Wetenschap
Het oplossen van lineaire vergelijkingen is een van de meest fundamentele vaardigheden die een algebra-student kan beheersen. De meeste algebraïsche vergelijkingen vereisen de vaardigheden die worden gebruikt bij het oplossen van lineaire vergelijkingen. Dit feit maakt het essentieel dat de algebra-student bekwaam wordt in het oplossen van deze problemen. Door steeds opnieuw hetzelfde proces te gebruiken, kun je elke lineaire vergelijking oplossen die je wiskundeleraar je stuurt.
Begin met het verplaatsen van alle termen die een variabele bevatten aan de linkerkant van de vergelijking. Als u bijvoorbeeld 5a + 16 = 3a + 22 oplost, verplaatst u de 3a naar de linkerkant van de vergelijking. Om dit te doen, moet u het tegenovergestelde van 3a aan beide kanten toevoegen. Wanneer u -3a aan beide zijden toevoegt, krijgt u 2a + 16 = 22.

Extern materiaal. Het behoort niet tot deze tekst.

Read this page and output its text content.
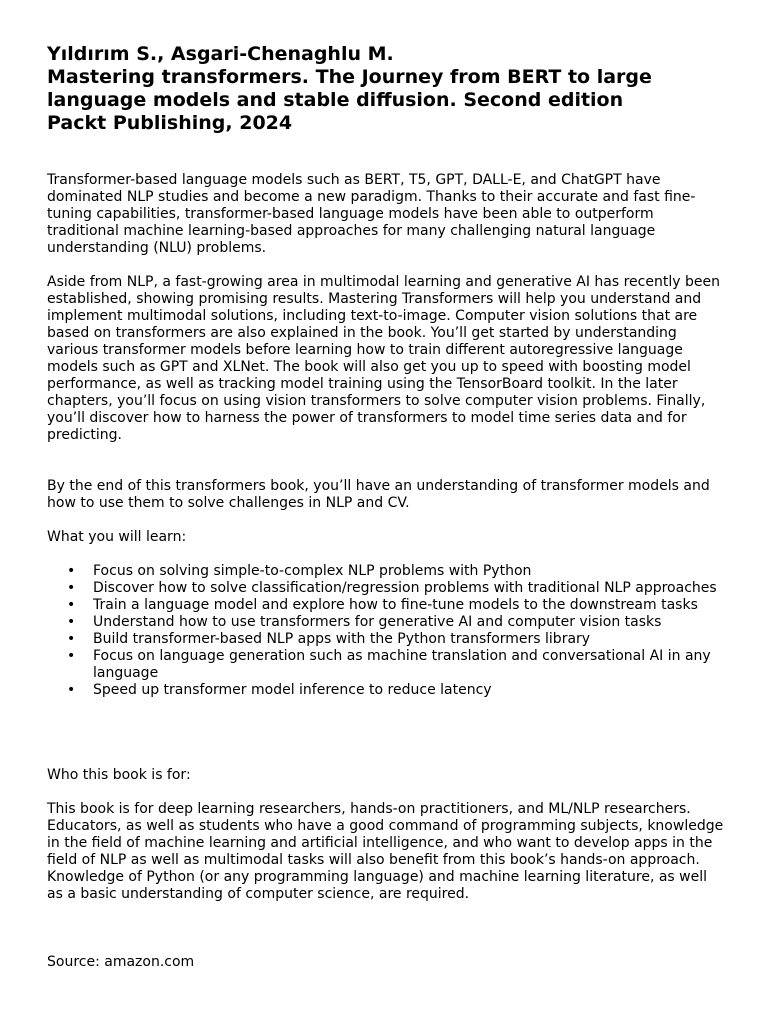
Yıldırım S., Asgari-Chenaghlu M.
Mastering transformers. The Journey from BERT to large
language models and stable diffusion. Second edition
Packt Publishing, 2024

Transformer-based language models such as BERT, T5, GPT, DALL-E, and ChatGPT have dominated NLP studies and become a new paradigm. Thanks to their accurate and fast fine-tuning capabilities, transformer-based language models have been able to outperform traditional machine learning-based approaches for many challenging natural language understanding (NLU) problems.

Aside from NLP, a fast-growing area in multimodal learning and generative AI has recently been established, showing promising results. Mastering Transformers will help you understand and implement multimodal solutions, including text-to-image. Computer vision solutions that are based on transformers are also explained in the book. You’ll get started by understanding various transformer models before learning how to train different autoregressive language models such as GPT and XLNet. The book will also get you up to speed with boosting model performance, as well as tracking model training using the TensorBoard toolkit. In the later chapters, you’ll focus on using vision transformers to solve computer vision problems. Finally, you’ll discover how to harness the power of transformers to model time series data and for predicting.

By the end of this transformers book, you’ll have an understanding of transformer models and how to use them to solve challenges in NLP and CV.

What you will learn:

• Focus on solving simple-to-complex NLP problems with Python
• Discover how to solve classification/regression problems with traditional NLP approaches
• Train a language model and explore how to fine-tune models to the downstream tasks
• Understand how to use transformers for generative AI and computer vision tasks
• Build transformer-based NLP apps with the Python transformers library
• Focus on language generation such as machine translation and conversational AI in any language
• Speed up transformer model inference to reduce latency

Who this book is for:

This book is for deep learning researchers, hands-on practitioners, and ML/NLP researchers. Educators, as well as students who have a good command of programming subjects, knowledge in the field of machine learning and artificial intelligence, and who want to develop apps in the field of NLP as well as multimodal tasks will also benefit from this book’s hands-on approach. Knowledge of Python (or any programming language) and machine learning literature, as well as a basic understanding of computer science, are required.

Source: amazon.com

Verplaats de termen die geen variabelen bevatten naar de rechterkant van de vergelijking. In dit voorbeeld voegt u het tegenovergestelde van +16 toe aan beide zijden. Dit is -16, dus je hebt 2a + 16 - 16 = 22 - 16. Dit geeft je 2a = 6.
Kijk naar de variabele (a) en bepaal of er andere operaties worden uitgevoerd op het. In dit voorbeeld wordt het vermenigvuldigd met 2. Voer de tegenovergestelde bewerking uit, die wordt gedeeld door 2. Hiermee krijgt u 2a /2 = 6/2, wat vereenvoudigt tot a = 3.
Controleer uw antwoord op nauwkeurigheid. Om dit te doen, zet u het antwoord terug in de oorspronkelijke vergelijking. 5 * 3 + 16 = 3 * 3 + 24. Dit geeft je 15 + 16 = 9 + 22. Dit is waar, omdat 31 = 31.
Gebruik hetzelfde proces, zelfs als de vergelijking negatieven of fracties. Als u bijvoorbeeld (5/4) x + (1/2) = 2x - (1/2) oplost, zou u beginnen door de 2x naar de linkerkant van de vergelijking te verplaatsen. Dit vereist dat je het tegenovergestelde toevoegt. Aangezien je het aan een breuk (5/4) zal toevoegen, verander de 2 in een breuk met een gemeenschappelijke noemer (8/4). Voeg het tegenovergestelde toe: (5/4) x - (8/4) x + (1/2) = (8/4) x - (8/4) x -1/2, wat (-3/4) oplevert x + (1/2) = - 1/2.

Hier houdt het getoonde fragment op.